From: Peter Olcott on

"Geoff" <geoff(a)invalid.invalid> wrote in message
news:7egbq5pif7se5jmkbc0idv3hg6umlt0uo8(a)4ax.com...
> On Sun, 21 Mar 2010 00:16:08 -0500, "Peter Olcott"
> <NoSpam(a)OCR4Screen.com> wrote:
>
>>Given (as in Geometry) as an immutable premise (to be
>>taken
>>as true even if it is false) that my process takes
>>essentially ALL of the memory bandwidth, then within the
>>specific context of this immutable premise (to be taken as
>>true even if it is false) could adding another such
>>process
>>speed things up or would it slow them down?
>>
>
> A thread is not a process.
>
>>> What I am saying is this, suppose you have 10 lines of
>>> DFA
>>> C code, the compiler creates OP CODES for these 10
>>> lines.
>>> Each OP CODE has a fixed frequency cycle. When the
>>> accumulated frequency reaches a QUANTUM (~15ms), you
>>> will
>>> get a context switch - in other words, your code is
>>> preempted (stop), swapped out, and Windows will give all
>>> other threads a change to run.
>>
>>This does not occur on my quad-core machine. I
>>consistently
>>get every bit of all of the CPU cycles of a single core.
>
> The other three cores sit idle.
> You are getting 100% use of 25% of the machine capacity.
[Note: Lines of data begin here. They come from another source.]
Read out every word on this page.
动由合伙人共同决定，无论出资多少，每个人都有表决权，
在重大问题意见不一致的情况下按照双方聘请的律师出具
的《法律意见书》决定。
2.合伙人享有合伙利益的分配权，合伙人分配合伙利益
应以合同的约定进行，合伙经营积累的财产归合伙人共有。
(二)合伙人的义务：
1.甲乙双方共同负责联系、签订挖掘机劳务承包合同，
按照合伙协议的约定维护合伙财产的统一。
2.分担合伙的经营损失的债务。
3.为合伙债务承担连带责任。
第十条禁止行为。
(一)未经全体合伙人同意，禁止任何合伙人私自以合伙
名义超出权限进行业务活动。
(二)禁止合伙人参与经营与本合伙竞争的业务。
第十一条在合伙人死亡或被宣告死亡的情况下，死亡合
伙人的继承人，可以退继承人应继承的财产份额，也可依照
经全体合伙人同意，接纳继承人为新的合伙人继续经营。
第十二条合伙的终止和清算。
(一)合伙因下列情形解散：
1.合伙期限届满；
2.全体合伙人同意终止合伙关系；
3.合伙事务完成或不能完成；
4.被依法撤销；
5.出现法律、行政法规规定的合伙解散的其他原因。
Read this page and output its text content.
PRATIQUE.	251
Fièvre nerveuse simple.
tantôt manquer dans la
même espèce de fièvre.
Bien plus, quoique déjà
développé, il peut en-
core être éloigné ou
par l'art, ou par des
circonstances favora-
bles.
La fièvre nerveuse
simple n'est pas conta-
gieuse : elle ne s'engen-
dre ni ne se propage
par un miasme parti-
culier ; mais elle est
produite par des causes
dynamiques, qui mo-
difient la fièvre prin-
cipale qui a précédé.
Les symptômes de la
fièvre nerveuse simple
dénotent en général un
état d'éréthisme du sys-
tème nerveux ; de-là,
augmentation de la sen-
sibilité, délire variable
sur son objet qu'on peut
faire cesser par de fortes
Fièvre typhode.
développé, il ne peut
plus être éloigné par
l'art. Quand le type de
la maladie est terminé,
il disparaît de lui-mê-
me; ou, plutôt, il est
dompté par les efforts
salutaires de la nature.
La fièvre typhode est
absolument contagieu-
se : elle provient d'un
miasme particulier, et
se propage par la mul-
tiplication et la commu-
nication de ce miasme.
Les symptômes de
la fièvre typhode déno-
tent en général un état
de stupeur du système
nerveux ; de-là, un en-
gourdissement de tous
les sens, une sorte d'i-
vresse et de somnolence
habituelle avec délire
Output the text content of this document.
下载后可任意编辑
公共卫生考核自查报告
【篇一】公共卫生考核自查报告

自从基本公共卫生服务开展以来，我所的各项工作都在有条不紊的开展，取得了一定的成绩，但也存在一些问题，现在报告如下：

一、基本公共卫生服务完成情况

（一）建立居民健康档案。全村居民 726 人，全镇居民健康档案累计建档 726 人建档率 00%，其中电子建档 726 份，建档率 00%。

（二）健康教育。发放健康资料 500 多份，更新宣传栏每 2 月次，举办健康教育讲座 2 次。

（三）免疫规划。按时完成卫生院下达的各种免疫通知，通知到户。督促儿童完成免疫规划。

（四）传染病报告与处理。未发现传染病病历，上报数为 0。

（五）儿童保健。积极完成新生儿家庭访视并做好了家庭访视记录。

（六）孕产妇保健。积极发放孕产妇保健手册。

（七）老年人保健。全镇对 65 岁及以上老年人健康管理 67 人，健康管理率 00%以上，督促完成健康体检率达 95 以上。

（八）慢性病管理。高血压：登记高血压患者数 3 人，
Also when I add another process (I add a process rather than
a thread because the code can already do this without
changes) the sum of both processes becomes substantially
less then the prior single process. The prior single process
took 25% of the CPU time, the two processes now take 11 + 7
= 19% of the CPU time.

Even though these are processes rather than threads, from
what I understand of the difference between them this test
would tend to indicate that adding another thread would have
comparable results.


From: Peter Olcott on

"Hector Santos" <sant9442(a)nospam.gmail.com> wrote in message
news:eQO7mgLyKHA.1548(a)TK2MSFTNGP02.phx.gbl...
> Peter Olcott wrote:
>
>> One thing looks like it proves you wrong try and see if
>> it does prove you wrong, or you have another way to
>> explain it.
>>
>> I run one of my DFA processes on a quad-core machine and
>> I get 100% of the one of the CPU's cycles (25% of the
>> total of four CPUs)
>
>
> In general, when you get 100% of a CPU, here could be two
> reasons:
>
> 1) You context switching is TOO HIGH!

I am running my process on a quad-core machine and getting
100% of one of the four cores. I don't think under this
situation there is any context switching at all.

>
> 2) All you not yielding enough or not doing any work
> that
> cause system interrupts. In other words, context
> switching
> is all natural based on the CPU quantum.
>
> Example:
>
> while (1)
> {
> }
>
> and you get 100% of the CPU. Change it to this:
>
> while (1)
> {
> if (_kbhit() && _getch() == 27) break;
> }
>
> and you get a lot less, lets say 60%, change it to this:
>
> while (1)
> {
> sleep(1);
> }
>
> and you will see 0% CPU!!! But change it to this:
>
> while (1)
> {
> sleep(0);
> }
>
> and you will see 100% again!
>
> Why?
>
> The kbhit (keyboard) introduces a hardware interrupt, that
> causes a pre-emptive context switch (CS) which means YOU
> don't have 100% of the CPU.
>
> The Sleep(1) forces a mininum quantum (~15ms) CS. The
> sleep is ~15ms, not 1ms. However the Sleep(0), is a
> special sleep which acts like a POKE (a term used in RTOS
> programming) to give others a change to RUN but do not
> SLEEP. Because is of this POKING and NO SLEEPING, the
> context switching is very high thus 100% CPU usage.
>
> So if you have 100% CPU, then either you are doing too
> much context switching or not enough where the single
> thread has 100% attention.

Why would a single process that is executing on one of four
CPU's need to do any context switching at all? Any other
process could simply use another CPU.

>
> Now......
>
>> I run one additional DFA processes on a quad-core machine
>> and now the sum CPU usage of both processes is
>> substantially lower than the CPU usage of the prior
>> single process, something like 12 + 7 = 19, or less than
>> a single CPU.
>>
>> What could explain this other than the fact that the
>> first process ate up all of the RAM bandwidth?
>
>
> It didn't!!! The 100% CPU is representative of the FACT
> that you are either not doing any context switching or YOU
> are doing too much.

In any case actual benchmarking shows that adding another
process disproportionally slows down the processing of both
processes. The sum of the wall clock time for both processes
is substantially more than double the time for a single
process.

I don't see how this could change much if I changed two
processes into two threads, it might be a slowdown to a
lesser degree, but, any slowdown at all is unacceptable.

>
> You can not use the CPU percentage like this to determine
> what your performance will be.

I am also measuring wall clock time, and wall clock time is
a direct measure of response time.

>
> In other words, we called that HOGGING the CPU! Your
> process is NOT friendly with the machine.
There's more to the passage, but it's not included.